Com o objetivo de explicar as razões pelas quais os Bragança zarparam rumo ao Brasil, Gomes dedica importantes – e fascinantes – capítulos que descrevem o quadro geopolítico na Europa da época. Fala tanto da ascensão de Napoleão e sua sede imperialista quanto do cenário desolador em que Portugal estava mergulhado na virada do século 19. Descreve o país como um lugar atrasado, provinciano, profundamente católico e de costas para as influências humanistas e do Iluminismo. E o retrata, sobretudo, como uma nação subalterna a interesses externos, um joguete nas mãos das potências França e Inglaterra, país que garantiu à corte portuguesa uma travessia segura, ainda que atribulada, do Oceano Atlântico.

A viagem, descrita em detalhes em 1808, foi infernal.

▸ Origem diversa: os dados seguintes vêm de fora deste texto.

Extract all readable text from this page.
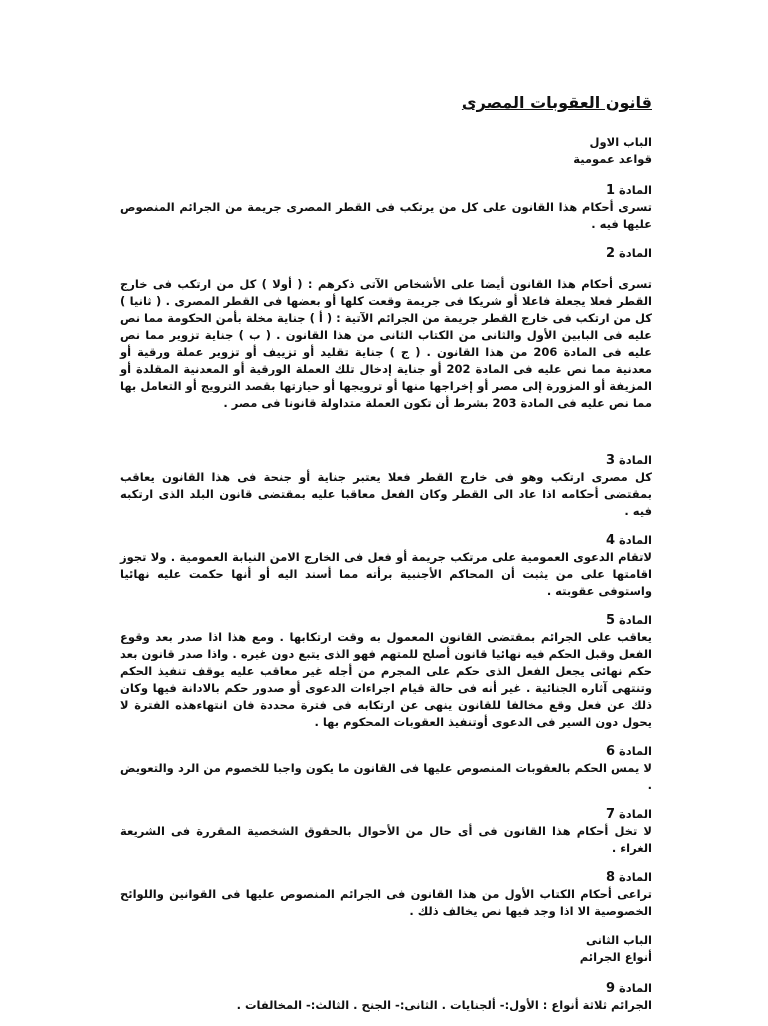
قانون العقوبات المصرى
الباب الاول
قواعد عمومية
المادة 1
تسرى أحكام هذا القانون على كل من يرتكب فى القطر المصرى جريمة من الجرائم المنصوص عليها فيه .
المادة 2
تسرى أحكام هذا القانون أيضا على الأشخاص الآتى ذكرهم : ( أولا ) كل من ارتكب فى خارج القطر فعلا يجعلة فاعلا أو شريكا فى جريمة وقعت كلها أو بعضها فى القطر المصرى . ( ثانيا ) كل من ارتكب فى خارج القطر جريمة من الجرائم الآتية : ( أ ) جناية مخلة بأمن الحكومة مما نص عليه فى البابين الأول والثانى من الكتاب الثانى من هذا القانون . ( ب ) جناية تزوير مما نص عليه فى المادة 206 من هذا القانون . ( ج ) جناية تقليد أو تزييف أو تزوير عملة ورقية أو معدنية مما نص عليه فى المادة 202 أو جناية إدخال تلك العملة الورقية أو المعدنية المقلدة أو المزيفة أو المزورة إلى مصر أو إخراجها منها أو ترويجها أو حيازتها بقصد الترويج أو التعامل بها مما نص عليه فى المادة 203 بشرط أن تكون العملة متداولة قانونا فى مصر .
المادة 3
كل مصرى ارتكب وهو فى خارج القطر فعلا يعتبر جناية أو جنحة فى هذا القانون يعاقب بمقتضى أحكامه اذا عاد الى القطر وكان الفعل معاقبا عليه بمقتضى قانون البلد الذى ارتكبه فيه .
المادة 4
لاتقام الدعوى العمومية على مرتكب جريمة أو فعل فى الخارج الامن النيابة العمومية . ولا تجوز اقامتها على من يثبت أن المحاكم الأجنبية برأته مما أسند اليه أو أنها حكمت عليه نهائيا واستوفى عقوبته .
المادة 5
يعاقب على الجرائم بمقتضى القانون المعمول به وقت ارتكابها . ومع هذا اذا صدر بعد وقوع الفعل وقبل الحكم فيه نهائيا قانون أصلح للمتهم فهو الذى يتبع دون غيره . واذا صدر قانون بعد حكم نهائى يجعل الفعل الذى حكم على المجرم من أجله غير معاقب عليه يوقف تنفيذ الحكم وتنتهى آثاره الجنائية . غير أنه فى حالة قيام اجراءات الدعوى أو صدور حكم بالادانة فيها وكان ذلك عن فعل وقع مخالفا للقانون ينهى عن ارتكابه فى فترة محددة فان انتهاءهذه الفترة لا يحول دون السير فى الدعوى أوتنفيذ العقوبات المحكوم بها .
المادة 6
لا يمس الحكم بالعقوبات المنصوص عليها فى القانون ما يكون واجبا للخصوم من الرد والتعويض .
المادة 7
لا تخل أحكام هذا القانون فى أى حال من الأحوال بالحقوق الشخصية المقررة فى الشريعة الغراء .
المادة 8
تراعى أحكام الكتاب الأول من هذا القانون فى الجرائم المنصوص عليها فى القوانين واللوائح الخصوصية الا اذا وجد فيها نص يخالف ذلك .
الباب الثانى
أنواع الجرائم
المادة 9
الجرائم ثلاثة أنواع : الأول:- ألجنايات . الثانى:- الجنح . الثالث:- المخالفات .
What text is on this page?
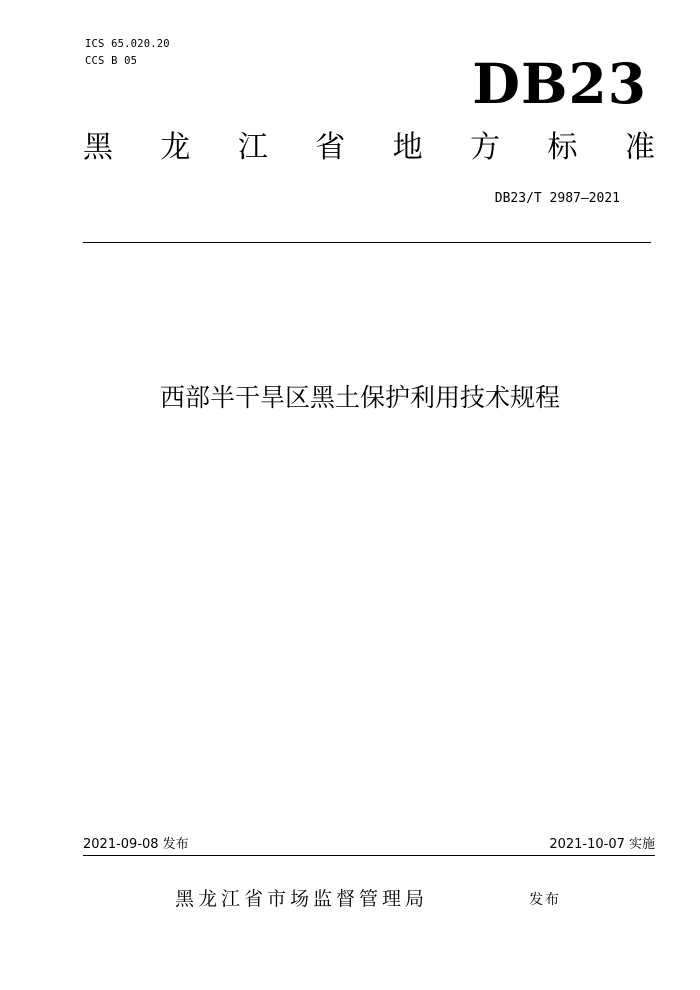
ICS 65.020.20
CCS B 05	DB23
黑 龙 江 省 地 方 标 准
DB23/T 2987—2021
西部半干旱区黑土保护利用技术规程
2021-09-08 发布	2021-10-07 实施
黑龙江省市场监督管理局	发布
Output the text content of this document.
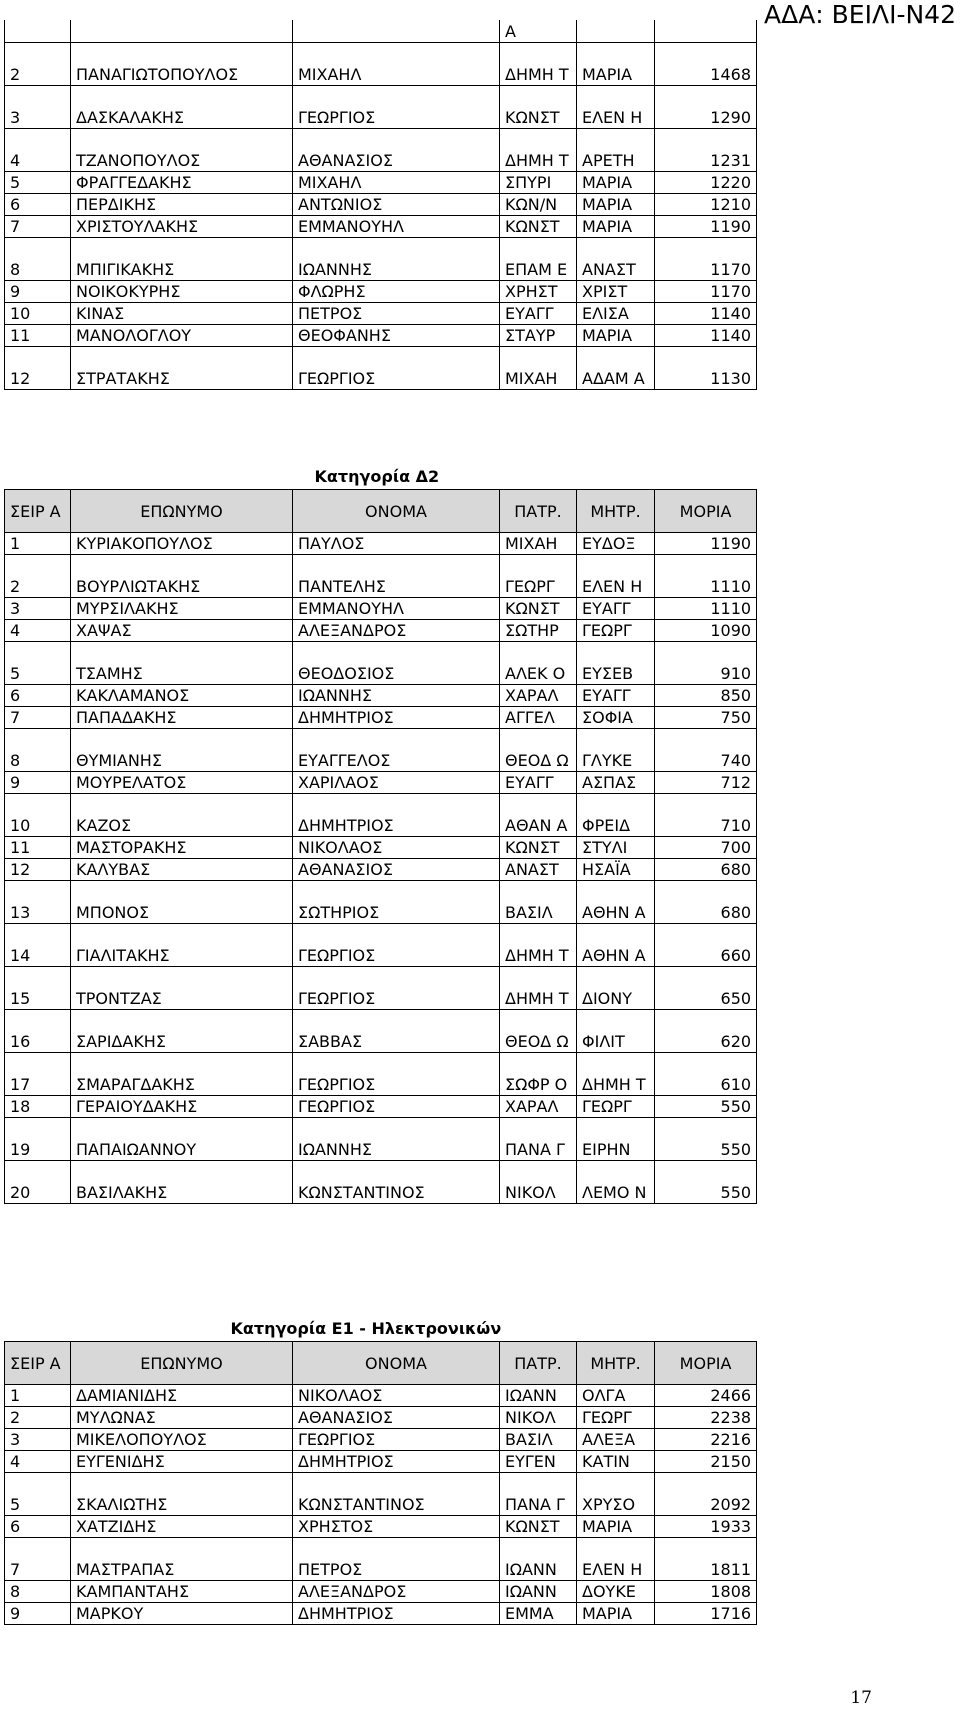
ΑΔΑ: ΒΕΙΛΙ-Ν42
			Α		
2	ΠΑΝΑΓΙΩΤΟΠΟΥΛΟΣ	ΜΙΧΑΗΛ	ΔΗΜΗ Τ	ΜΑΡΙΑ	1468
3	ΔΑΣΚΑΛΑΚΗΣ	ΓΕΩΡΓΙΟΣ	ΚΩΝΣΤ	ΕΛΕΝ Η	1290
4	ΤΖΑΝΟΠΟΥΛΟΣ	ΑΘΑΝΑΣΙΟΣ	ΔΗΜΗ Τ	ΑΡΕΤΗ	1231
5	ΦΡΑΓΓΕΔΑΚΗΣ	ΜΙΧΑΗΛ	ΣΠΥΡΙ	ΜΑΡΙΑ	1220
6	ΠΕΡΔΙΚΗΣ	ΑΝΤΩΝΙΟΣ	ΚΩΝ/Ν	ΜΑΡΙΑ	1210
7	ΧΡΙΣΤΟΥΛΑΚΗΣ	ΕΜΜΑΝΟΥΗΛ	ΚΩΝΣΤ	ΜΑΡΙΑ	1190
8	ΜΠΙΓΙΚΑΚΗΣ	ΙΩΑΝΝΗΣ	ΕΠΑΜ Ε	ΑΝΑΣΤ	1170
9	ΝΟΙΚΟΚΥΡΗΣ	ΦΛΩΡΗΣ	ΧΡΗΣΤ	ΧΡΙΣΤ	1170
10	ΚΙΝΑΣ	ΠΕΤΡΟΣ	ΕΥΑΓΓ	ΕΛΙΣΑ	1140
11	ΜΑΝΟΛΟΓΛΟΥ	ΘΕΟΦΑΝΗΣ	ΣΤΑΥΡ	ΜΑΡΙΑ	1140
12	ΣΤΡΑΤΑΚΗΣ	ΓΕΩΡΓΙΟΣ	ΜΙΧΑΗ	ΑΔΑΜ Α	1130
Κατηγορία Δ2					
ΣΕΙΡ Α	ΕΠΩΝΥΜΟ	ΟΝΟΜΑ	ΠΑΤΡ.	ΜΗΤΡ.	ΜΟΡΙΑ
1	ΚΥΡΙΑΚΟΠΟΥΛΟΣ	ΠΑΥΛΟΣ	ΜΙΧΑΗ	ΕΥΔΟΞ	1190
2	ΒΟΥΡΛΙΩΤΑΚΗΣ	ΠΑΝΤΕΛΗΣ	ΓΕΩΡΓ	ΕΛΕΝ Η	1110
3	ΜΥΡΣΙΛΑΚΗΣ	ΕΜΜΑΝΟΥΗΛ	ΚΩΝΣΤ	ΕΥΑΓΓ	1110
4	ΧΑΨΑΣ	ΑΛΕΞΑΝΔΡΟΣ	ΣΩΤΗΡ	ΓΕΩΡΓ	1090
5	ΤΣΑΜΗΣ	ΘΕΟΔΟΣΙΟΣ	ΑΛΕΚ Ο	ΕΥΣΕΒ	910
6	ΚΑΚΛΑΜΑΝΟΣ	ΙΩΑΝΝΗΣ	ΧΑΡΑΛ	ΕΥΑΓΓ	850
7	ΠΑΠΑΔΑΚΗΣ	ΔΗΜΗΤΡΙΟΣ	ΑΓΓΕΛ	ΣΟΦΙΑ	750
8	ΘΥΜΙΑΝΗΣ	ΕΥΑΓΓΕΛΟΣ	ΘΕΟΔ Ω	ΓΛΥΚΕ	740
9	ΜΟΥΡΕΛΑΤΟΣ	ΧΑΡΙΛΑΟΣ	ΕΥΑΓΓ	ΑΣΠΑΣ	712
10	ΚΑΖΟΣ	ΔΗΜΗΤΡΙΟΣ	ΑΘΑΝ Α	ΦΡΕΙΔ	710
11	ΜΑΣΤΟΡΑΚΗΣ	ΝΙΚΟΛΑΟΣ	ΚΩΝΣΤ	ΣΤΥΛΙ	700
12	ΚΑΛΥΒΑΣ	ΑΘΑΝΑΣΙΟΣ	ΑΝΑΣΤ	ΗΣΑΪΑ	680
13	ΜΠΟΝΟΣ	ΣΩΤΗΡΙΟΣ	ΒΑΣΙΛ	ΑΘΗΝ Α	680
14	ΓΙΑΛΙΤΑΚΗΣ	ΓΕΩΡΓΙΟΣ	ΔΗΜΗ Τ	ΑΘΗΝ Α	660
15	ΤΡΟΝΤΖΑΣ	ΓΕΩΡΓΙΟΣ	ΔΗΜΗ Τ	ΔΙΟΝΥ	650
16	ΣΑΡΙΔΑΚΗΣ	ΣΑΒΒΑΣ	ΘΕΟΔ Ω	ΦΙΛΙΤ	620
17	ΣΜΑΡΑΓΔΑΚΗΣ	ΓΕΩΡΓΙΟΣ	ΣΩΦΡ Ο	ΔΗΜΗ Τ	610
18	ΓΕΡΑΙΟΥΔΑΚΗΣ	ΓΕΩΡΓΙΟΣ	ΧΑΡΑΛ	ΓΕΩΡΓ	550
19	ΠΑΠΑΙΩΑΝΝΟΥ	ΙΩΑΝΝΗΣ	ΠΑΝΑ Γ	ΕΙΡΗΝ	550
20	ΒΑΣΙΛΑΚΗΣ	ΚΩΝΣΤΑΝΤΙΝΟΣ	ΝΙΚΟΛ	ΛΕΜΟ Ν	550
Κατηγορία Ε1 - Ηλεκτρονικών					
ΣΕΙΡ Α	ΕΠΩΝΥΜΟ	ΟΝΟΜΑ	ΠΑΤΡ.	ΜΗΤΡ.	ΜΟΡΙΑ
1	ΔΑΜΙΑΝΙΔΗΣ	ΝΙΚΟΛΑΟΣ	ΙΩΑΝΝ	ΟΛΓΑ	2466
2	ΜΥΛΩΝΑΣ	ΑΘΑΝΑΣΙΟΣ	ΝΙΚΟΛ	ΓΕΩΡΓ	2238
3	ΜΙΚΕΛΟΠΟΥΛΟΣ	ΓΕΩΡΓΙΟΣ	ΒΑΣΙΛ	ΑΛΕΞΑ	2216
4	ΕΥΓΕΝΙΔΗΣ	ΔΗΜΗΤΡΙΟΣ	ΕΥΓΕΝ	ΚΑΤΙΝ	2150
5	ΣΚΑΛΙΩΤΗΣ	ΚΩΝΣΤΑΝΤΙΝΟΣ	ΠΑΝΑ Γ	ΧΡΥΣΟ	2092
6	ΧΑΤΖΙΔΗΣ	ΧΡΗΣΤΟΣ	ΚΩΝΣΤ	ΜΑΡΙΑ	1933
7	ΜΑΣΤΡΑΠΑΣ	ΠΕΤΡΟΣ	ΙΩΑΝΝ	ΕΛΕΝ Η	1811
8	ΚΑΜΠΑΝΤΑΗΣ	ΑΛΕΞΑΝΔΡΟΣ	ΙΩΑΝΝ	ΔΟΥΚΕ	1808
9	ΜΑΡΚΟΥ	ΔΗΜΗΤΡΙΟΣ	ΕΜΜΑ	ΜΑΡΙΑ	1716
17
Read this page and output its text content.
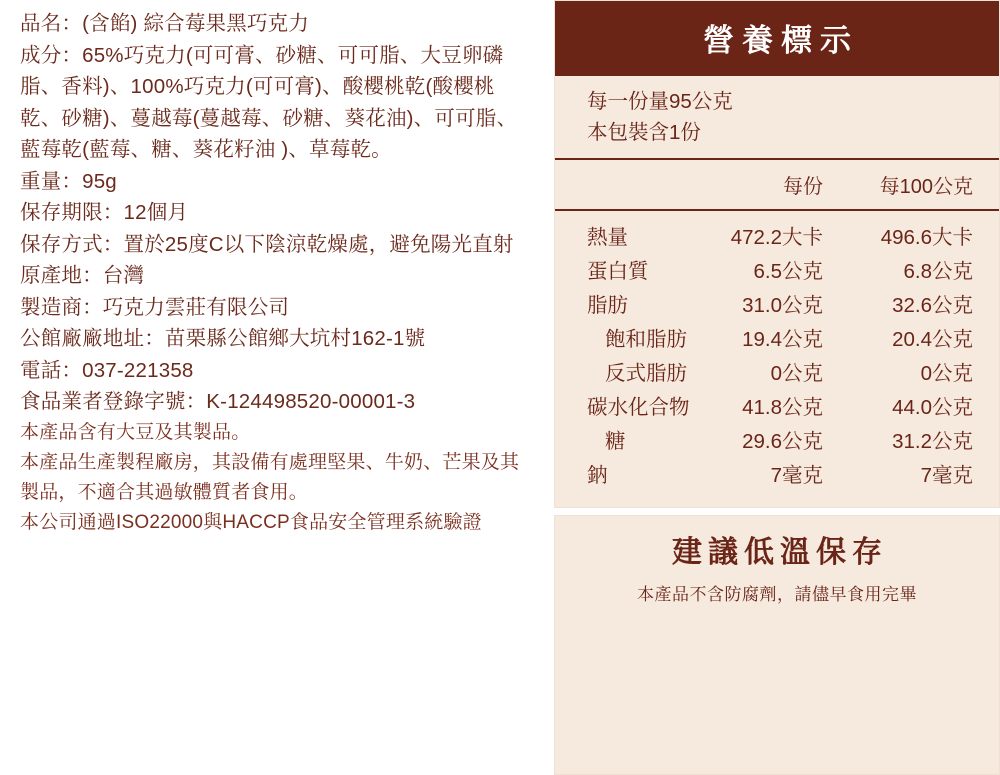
品名：(含餡) 綜合莓果黑巧克力
成分：65%巧克力(可可膏、砂糖、可可脂、大豆卵磷脂、香料)、100%巧克力(可可膏)、酸櫻桃乾(酸櫻桃乾、砂糖)、蔓越莓(蔓越莓、砂糖、葵花油)、可可脂、藍莓乾(藍莓、糖、葵花籽油 )、草莓乾。
重量：95g
保存期限：12個月
保存方式：置於25度C以下陰涼乾燥處，避免陽光直射
原產地：台灣
製造商：巧克力雲莊有限公司
公館廠廠地址：苗栗縣公館鄉大坑村162-1號
電話：037-221358
食品業者登錄字號：K-124498520-00001-3
本產品含有大豆及其製品。
本產品生產製程廠房，其設備有處理堅果、牛奶、芒果及其製品，不適合其過敏體質者食用。
本公司通過ISO22000與HACCP食品安全管理系統驗證
營養標示
每一份量95公克
本包裝含1份
每份	每100公克
熱量	472.2大卡	496.6大卡
蛋白質	6.5公克	6.8公克
脂肪	31.0公克	32.6公克
飽和脂肪	19.4公克	20.4公克
反式脂肪	0公克	0公克
碳水化合物	41.8公克	44.0公克
糖	29.6公克	31.2公克
鈉	7毫克	7毫克
建議低溫保存
本產品不含防腐劑，請儘早食用完畢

Mais de 10 mil pessoas amontoadas em barcos apertados, nos quais faltavam comida, água e sobravam piolhos, ratos e baratas. Ao desembarcar no Brasil, a corte estava esfacelada. Empobrecida e ansiosa por obter sua pa ga pelo "sacrifício da viagem". Desse cenário, emerge um dom João complexo. Tímido, supersticioso, obeso e feio, o monarca está longe de ser retratado como um herói. Na verdade, era um fraco. Mas, segundo Gomes, teve o mérito de se cercar de pessoas relativamente competentes a quem soube delegar missões, tarefas que se julgava incapaz de desempenhar.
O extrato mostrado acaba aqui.